|“The Crime of Anarchy.” American Lawyer Oct.-Nov. 1901: p. 513.|
|anarchism (dealing with); anarchism (laws against); anarchism (legal penalties); penal colonies (anarchists).|
|John G. Carlisle; Leon Czolgosz; Emma Goldman; William McKinley; Johann Most.|
The Crime of Anarchy
The dastardly assassination of President McKinley
brings vividly before us the problem of the anarchist. The argument that after
all a prominent Government official is only a single person and should be safeguarded
by law with no greater measures of protection than is supplied to his fellow
citizens is a fallacy of the most apparent kind. The assassination of such an
individual affects not only himself, but the entire community which he represents.
His death may bring about a panic of alarming magnitude. It is only due to the
intense stability of our Republican institutions that such a panic was averted
in the present instance. Under more unsettled conditions the sudden death of
a country’s chief official, be he King, Emperor, or Czar, might perchance lead
to a revolution.
The true fault lies in the fact that our criminal law is radically wrong. It proceeds on a theory wholly untenable in logic or in science. It considers that we are all endowed with an equal power of resistence, certain anti-social tendencies to our passions, and to inherited criminal propensities which are necessarily inherent in a portion, unfortunately large, of the community. On such an individual as Czolgosz, punishment can have practically no effect. His ethical perceptions are obliterated. Spiritually he is an imbecile. His execution will not deter in the slightest degree any other individual of his type from the commission of a precisely similar crime. Far better, we think, to provide a more effective preventative in the shape of a stringent enforcement of the immigration laws, the repression of anarchistic literature and speeches, the breaking up of “Red” societies and the deportation of their members. This festering sore in our body politic calls for and should receive drastic treatment.
It is to be noted that the leaders of the movement, such as Goldman and Most, are very careful to refrain from commission of acts of violence. They confine their efforts to the selection of some poor half-witted fool in whom secretly they instill their fell doctrines, and who they fashion into a tool fitted for their purpose. This country should join the International League Against Anarchy. It is not going too far to say that we should fix upon an uninhabited island in the Philippines to which those who hold such destructive tenets should be deported. The latter have no reason to complain. Their doctrines rest upon the belief that every man is a law unto himself. Hence they cannot appeal to law for they have repudiated all law and admit only the power of superior force.

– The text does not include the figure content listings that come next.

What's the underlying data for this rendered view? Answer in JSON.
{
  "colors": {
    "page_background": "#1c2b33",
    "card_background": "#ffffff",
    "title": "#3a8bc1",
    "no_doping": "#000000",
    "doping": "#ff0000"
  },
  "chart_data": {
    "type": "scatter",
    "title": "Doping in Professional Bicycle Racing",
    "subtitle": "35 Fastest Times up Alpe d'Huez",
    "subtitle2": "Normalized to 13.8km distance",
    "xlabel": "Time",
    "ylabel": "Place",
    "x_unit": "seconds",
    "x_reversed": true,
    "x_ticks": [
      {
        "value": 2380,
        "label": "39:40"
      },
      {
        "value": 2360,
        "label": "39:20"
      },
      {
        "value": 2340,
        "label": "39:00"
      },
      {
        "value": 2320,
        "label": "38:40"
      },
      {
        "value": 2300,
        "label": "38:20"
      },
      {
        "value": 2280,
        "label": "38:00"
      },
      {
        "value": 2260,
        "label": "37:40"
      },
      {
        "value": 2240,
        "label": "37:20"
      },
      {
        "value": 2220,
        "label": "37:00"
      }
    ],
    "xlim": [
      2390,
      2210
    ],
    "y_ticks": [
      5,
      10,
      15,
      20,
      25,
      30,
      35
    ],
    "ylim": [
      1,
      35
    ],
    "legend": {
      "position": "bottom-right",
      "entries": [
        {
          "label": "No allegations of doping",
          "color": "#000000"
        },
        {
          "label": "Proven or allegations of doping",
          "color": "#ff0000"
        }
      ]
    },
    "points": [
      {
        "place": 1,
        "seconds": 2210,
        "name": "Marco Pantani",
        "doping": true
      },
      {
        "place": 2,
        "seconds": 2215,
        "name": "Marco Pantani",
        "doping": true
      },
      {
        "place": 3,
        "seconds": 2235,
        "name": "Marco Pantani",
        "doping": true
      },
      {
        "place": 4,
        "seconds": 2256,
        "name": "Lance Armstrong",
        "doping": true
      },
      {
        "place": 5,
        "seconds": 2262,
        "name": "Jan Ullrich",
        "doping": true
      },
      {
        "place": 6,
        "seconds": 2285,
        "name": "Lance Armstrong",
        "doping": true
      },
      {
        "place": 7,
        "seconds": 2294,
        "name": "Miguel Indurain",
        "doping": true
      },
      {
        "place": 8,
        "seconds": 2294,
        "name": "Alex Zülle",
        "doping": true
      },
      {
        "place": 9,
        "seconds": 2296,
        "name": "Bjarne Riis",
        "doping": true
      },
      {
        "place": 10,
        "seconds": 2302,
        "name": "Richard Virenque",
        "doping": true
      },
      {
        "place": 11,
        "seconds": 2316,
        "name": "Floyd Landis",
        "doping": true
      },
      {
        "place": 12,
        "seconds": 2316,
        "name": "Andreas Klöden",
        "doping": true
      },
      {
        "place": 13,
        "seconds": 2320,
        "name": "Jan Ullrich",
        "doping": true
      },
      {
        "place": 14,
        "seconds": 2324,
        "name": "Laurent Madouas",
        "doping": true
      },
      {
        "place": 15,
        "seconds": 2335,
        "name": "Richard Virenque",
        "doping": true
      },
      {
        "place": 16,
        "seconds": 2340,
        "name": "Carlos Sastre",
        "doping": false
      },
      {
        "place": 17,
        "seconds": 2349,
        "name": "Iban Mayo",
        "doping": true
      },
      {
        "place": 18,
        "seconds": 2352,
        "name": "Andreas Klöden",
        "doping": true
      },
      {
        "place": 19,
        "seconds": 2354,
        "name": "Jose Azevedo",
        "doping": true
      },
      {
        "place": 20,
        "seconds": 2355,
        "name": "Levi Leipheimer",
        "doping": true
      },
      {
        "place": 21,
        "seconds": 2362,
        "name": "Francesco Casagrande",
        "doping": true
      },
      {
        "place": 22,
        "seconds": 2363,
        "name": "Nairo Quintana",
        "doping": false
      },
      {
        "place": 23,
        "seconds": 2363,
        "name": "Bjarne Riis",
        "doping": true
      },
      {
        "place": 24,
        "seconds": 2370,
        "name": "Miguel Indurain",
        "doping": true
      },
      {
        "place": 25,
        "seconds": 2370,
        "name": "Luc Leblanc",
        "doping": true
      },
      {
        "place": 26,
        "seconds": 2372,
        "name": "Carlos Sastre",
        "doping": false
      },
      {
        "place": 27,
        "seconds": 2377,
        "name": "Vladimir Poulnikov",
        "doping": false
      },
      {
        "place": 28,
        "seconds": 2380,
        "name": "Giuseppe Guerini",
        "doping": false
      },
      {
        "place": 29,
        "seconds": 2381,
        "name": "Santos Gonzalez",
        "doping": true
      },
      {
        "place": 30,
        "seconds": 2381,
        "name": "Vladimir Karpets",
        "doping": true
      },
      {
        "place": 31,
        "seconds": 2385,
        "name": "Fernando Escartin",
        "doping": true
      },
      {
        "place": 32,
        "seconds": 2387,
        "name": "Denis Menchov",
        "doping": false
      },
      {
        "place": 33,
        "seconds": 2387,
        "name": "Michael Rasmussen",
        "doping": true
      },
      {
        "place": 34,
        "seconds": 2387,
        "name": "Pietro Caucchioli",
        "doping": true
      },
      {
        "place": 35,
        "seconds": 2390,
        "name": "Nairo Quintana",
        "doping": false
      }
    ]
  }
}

The true measure to be resorted to is rather the slow one of extirpation. The advocates of Anarchy must be regarded as public enemies under a law to be passed by Congress and under which deportation could be provided for. As the Philippine Islands are now a portion of the United States, the erection of a prison in one of the archipelago and the removal thereto of the dangerous doctrinaries is governed by the same principle which permits the confining of offenders against the National laws within any of the Federal jails.
It only remains to add that in 1894 an act was prepared by John Carlisle, then Secretary of the Treasury, which struck directly at the root of the evil by prohibiting the assemblage of persons preaching and entertaining views inimical to the institution of government in general. This failed of passage, however, because Congress that year was entirely taken up with the discussion of the Tariff bill.